Preparation and Study of Ag Nanoparticles Composite Amorphous Gallium Oxide Photodetector

氧化镓(Ga_(2)O_(3))因其合适的禁带宽度(4.5~5.3 e V)在深紫外探测方面具有天然的优势。本文利用常温磁控溅射技术在非晶Ga_(2)O_(3)薄膜表面溅射银纳米颗粒,制备出简易的深紫外光电探测器。结果表明,在5 V偏压下,探测器的暗电流低至94 f A,光暗电流比高达5.9×10^(5),254 nm/365 nm波长抑制比达到1.6×10^(4),探测率为2×10^(14)Jones(探测率单位),且该探测器在不同电压和不同光强下都能快速且稳定地响应。该探测器优异的深紫外光探测表现与引入的金属银纳米颗粒密切相关。

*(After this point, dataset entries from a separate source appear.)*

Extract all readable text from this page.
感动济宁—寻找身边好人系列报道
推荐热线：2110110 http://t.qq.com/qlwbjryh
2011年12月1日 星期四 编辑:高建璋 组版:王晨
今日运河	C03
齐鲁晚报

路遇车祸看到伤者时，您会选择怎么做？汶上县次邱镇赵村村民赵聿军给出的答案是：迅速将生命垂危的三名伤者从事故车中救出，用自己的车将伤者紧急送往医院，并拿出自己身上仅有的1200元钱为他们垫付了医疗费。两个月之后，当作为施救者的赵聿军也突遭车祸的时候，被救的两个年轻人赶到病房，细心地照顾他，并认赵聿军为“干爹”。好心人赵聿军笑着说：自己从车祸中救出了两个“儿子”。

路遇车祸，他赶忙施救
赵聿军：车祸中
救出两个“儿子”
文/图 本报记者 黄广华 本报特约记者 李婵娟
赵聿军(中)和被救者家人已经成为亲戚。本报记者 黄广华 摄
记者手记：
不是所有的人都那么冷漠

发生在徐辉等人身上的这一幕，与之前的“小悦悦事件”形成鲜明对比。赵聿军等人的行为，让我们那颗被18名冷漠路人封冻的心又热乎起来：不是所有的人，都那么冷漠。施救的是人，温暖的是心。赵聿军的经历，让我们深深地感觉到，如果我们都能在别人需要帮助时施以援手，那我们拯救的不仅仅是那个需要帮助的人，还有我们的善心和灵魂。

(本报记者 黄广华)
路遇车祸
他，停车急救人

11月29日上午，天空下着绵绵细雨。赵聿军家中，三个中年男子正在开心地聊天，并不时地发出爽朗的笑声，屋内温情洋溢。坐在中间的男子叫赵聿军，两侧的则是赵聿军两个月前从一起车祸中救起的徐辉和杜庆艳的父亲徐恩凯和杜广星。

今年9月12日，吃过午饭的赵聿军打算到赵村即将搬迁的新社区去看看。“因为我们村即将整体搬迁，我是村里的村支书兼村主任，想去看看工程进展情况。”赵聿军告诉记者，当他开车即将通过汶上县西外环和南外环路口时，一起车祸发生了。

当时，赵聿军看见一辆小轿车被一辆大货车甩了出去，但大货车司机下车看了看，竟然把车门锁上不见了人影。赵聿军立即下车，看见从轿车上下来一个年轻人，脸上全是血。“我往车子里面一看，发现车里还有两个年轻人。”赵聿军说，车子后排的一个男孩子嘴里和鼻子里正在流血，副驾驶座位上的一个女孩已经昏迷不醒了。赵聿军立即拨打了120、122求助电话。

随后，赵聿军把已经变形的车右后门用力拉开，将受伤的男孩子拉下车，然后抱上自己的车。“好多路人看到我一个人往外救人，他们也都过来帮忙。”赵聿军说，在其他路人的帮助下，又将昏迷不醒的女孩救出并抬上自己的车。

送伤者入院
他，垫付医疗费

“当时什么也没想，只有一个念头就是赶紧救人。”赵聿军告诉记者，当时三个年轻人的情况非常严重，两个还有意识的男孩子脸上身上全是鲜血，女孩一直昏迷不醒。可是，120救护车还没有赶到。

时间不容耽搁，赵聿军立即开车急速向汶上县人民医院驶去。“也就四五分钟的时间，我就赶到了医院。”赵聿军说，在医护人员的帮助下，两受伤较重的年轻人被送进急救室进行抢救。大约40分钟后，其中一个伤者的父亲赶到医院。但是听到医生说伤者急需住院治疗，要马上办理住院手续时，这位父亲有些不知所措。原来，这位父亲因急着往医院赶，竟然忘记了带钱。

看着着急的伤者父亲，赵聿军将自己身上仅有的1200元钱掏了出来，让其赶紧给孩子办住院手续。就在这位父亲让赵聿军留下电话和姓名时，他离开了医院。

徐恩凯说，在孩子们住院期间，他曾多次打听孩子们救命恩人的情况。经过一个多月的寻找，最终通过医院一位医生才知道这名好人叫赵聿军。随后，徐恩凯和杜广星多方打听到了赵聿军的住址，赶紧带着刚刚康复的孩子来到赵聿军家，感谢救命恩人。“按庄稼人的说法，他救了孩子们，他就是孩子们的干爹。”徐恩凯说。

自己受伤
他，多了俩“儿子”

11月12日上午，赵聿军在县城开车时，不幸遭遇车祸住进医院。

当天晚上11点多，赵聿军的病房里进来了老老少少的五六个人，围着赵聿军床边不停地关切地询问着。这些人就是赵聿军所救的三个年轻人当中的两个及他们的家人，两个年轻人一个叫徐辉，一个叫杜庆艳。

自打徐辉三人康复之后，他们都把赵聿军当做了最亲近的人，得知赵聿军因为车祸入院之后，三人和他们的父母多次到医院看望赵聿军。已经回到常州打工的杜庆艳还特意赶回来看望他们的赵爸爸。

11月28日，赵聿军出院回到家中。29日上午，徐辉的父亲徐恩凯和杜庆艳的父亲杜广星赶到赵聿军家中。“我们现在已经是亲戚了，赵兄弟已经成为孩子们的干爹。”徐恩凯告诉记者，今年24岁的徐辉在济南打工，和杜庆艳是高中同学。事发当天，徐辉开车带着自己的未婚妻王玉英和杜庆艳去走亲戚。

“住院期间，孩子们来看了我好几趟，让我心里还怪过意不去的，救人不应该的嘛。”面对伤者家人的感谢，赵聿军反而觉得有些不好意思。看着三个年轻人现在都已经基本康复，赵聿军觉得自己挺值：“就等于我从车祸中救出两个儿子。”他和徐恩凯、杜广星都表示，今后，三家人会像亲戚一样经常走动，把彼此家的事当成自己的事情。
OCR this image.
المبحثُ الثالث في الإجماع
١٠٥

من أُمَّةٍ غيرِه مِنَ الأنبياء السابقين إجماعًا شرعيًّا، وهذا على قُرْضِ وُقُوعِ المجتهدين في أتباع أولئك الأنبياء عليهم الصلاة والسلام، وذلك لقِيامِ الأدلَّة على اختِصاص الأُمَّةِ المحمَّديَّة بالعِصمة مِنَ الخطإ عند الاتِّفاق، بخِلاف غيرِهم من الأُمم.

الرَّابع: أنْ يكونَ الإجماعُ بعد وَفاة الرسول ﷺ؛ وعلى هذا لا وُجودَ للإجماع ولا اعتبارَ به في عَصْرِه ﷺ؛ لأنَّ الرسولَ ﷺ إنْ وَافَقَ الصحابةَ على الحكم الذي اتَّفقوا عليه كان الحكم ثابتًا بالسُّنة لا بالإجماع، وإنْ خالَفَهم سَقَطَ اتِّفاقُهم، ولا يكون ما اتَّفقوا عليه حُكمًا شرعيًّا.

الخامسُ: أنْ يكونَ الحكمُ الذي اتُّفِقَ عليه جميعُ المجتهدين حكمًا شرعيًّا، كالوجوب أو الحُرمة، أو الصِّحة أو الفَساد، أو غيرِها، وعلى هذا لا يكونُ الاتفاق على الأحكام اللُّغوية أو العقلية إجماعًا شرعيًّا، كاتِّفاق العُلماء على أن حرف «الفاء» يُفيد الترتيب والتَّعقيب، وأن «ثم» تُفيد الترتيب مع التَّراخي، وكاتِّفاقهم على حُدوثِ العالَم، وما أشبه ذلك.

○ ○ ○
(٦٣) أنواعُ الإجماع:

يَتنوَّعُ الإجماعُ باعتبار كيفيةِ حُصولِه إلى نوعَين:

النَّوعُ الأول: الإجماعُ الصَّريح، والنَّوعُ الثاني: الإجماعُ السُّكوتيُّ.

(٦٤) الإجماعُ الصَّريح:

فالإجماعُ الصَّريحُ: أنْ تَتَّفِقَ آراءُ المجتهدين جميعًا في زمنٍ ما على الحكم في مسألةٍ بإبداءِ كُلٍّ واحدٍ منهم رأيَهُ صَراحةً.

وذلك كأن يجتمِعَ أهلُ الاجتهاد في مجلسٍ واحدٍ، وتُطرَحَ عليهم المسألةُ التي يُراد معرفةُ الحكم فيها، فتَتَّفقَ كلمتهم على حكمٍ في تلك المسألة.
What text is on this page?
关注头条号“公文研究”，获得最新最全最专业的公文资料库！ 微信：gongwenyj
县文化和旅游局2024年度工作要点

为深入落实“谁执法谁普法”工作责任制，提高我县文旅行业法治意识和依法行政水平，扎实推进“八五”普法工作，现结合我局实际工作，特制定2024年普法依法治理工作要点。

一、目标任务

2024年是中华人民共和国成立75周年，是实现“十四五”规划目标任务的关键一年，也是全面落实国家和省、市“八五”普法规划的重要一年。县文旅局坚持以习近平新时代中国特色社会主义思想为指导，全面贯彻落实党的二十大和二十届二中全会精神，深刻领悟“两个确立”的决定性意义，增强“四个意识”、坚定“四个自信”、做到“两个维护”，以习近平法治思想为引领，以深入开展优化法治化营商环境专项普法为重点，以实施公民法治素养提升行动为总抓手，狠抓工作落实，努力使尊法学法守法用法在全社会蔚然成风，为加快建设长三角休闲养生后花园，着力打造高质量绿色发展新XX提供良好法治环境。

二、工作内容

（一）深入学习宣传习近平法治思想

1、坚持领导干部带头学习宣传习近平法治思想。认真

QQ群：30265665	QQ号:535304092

一方面,银纳米颗粒与Ga_(2)O_(3)薄膜间的肖特基势垒的形成有助于减小非晶Ga_(2)O_(3)的暗电流;另一方面,银纳米颗粒的表面等离子振动有助于增强Ga_(2)O_(3)对紫外光的吸收,且紫外光照下银纳米颗粒会产生大量的热载流子使得热电子有足够的能量克服银纳米颗粒与Ga_(2)O_(3)薄膜间的肖特基势垒,使得探测器的光电流增加。本文工作为实现具有低暗电流和高光暗电流比的深紫外光电探测器提供了一种可行的方法。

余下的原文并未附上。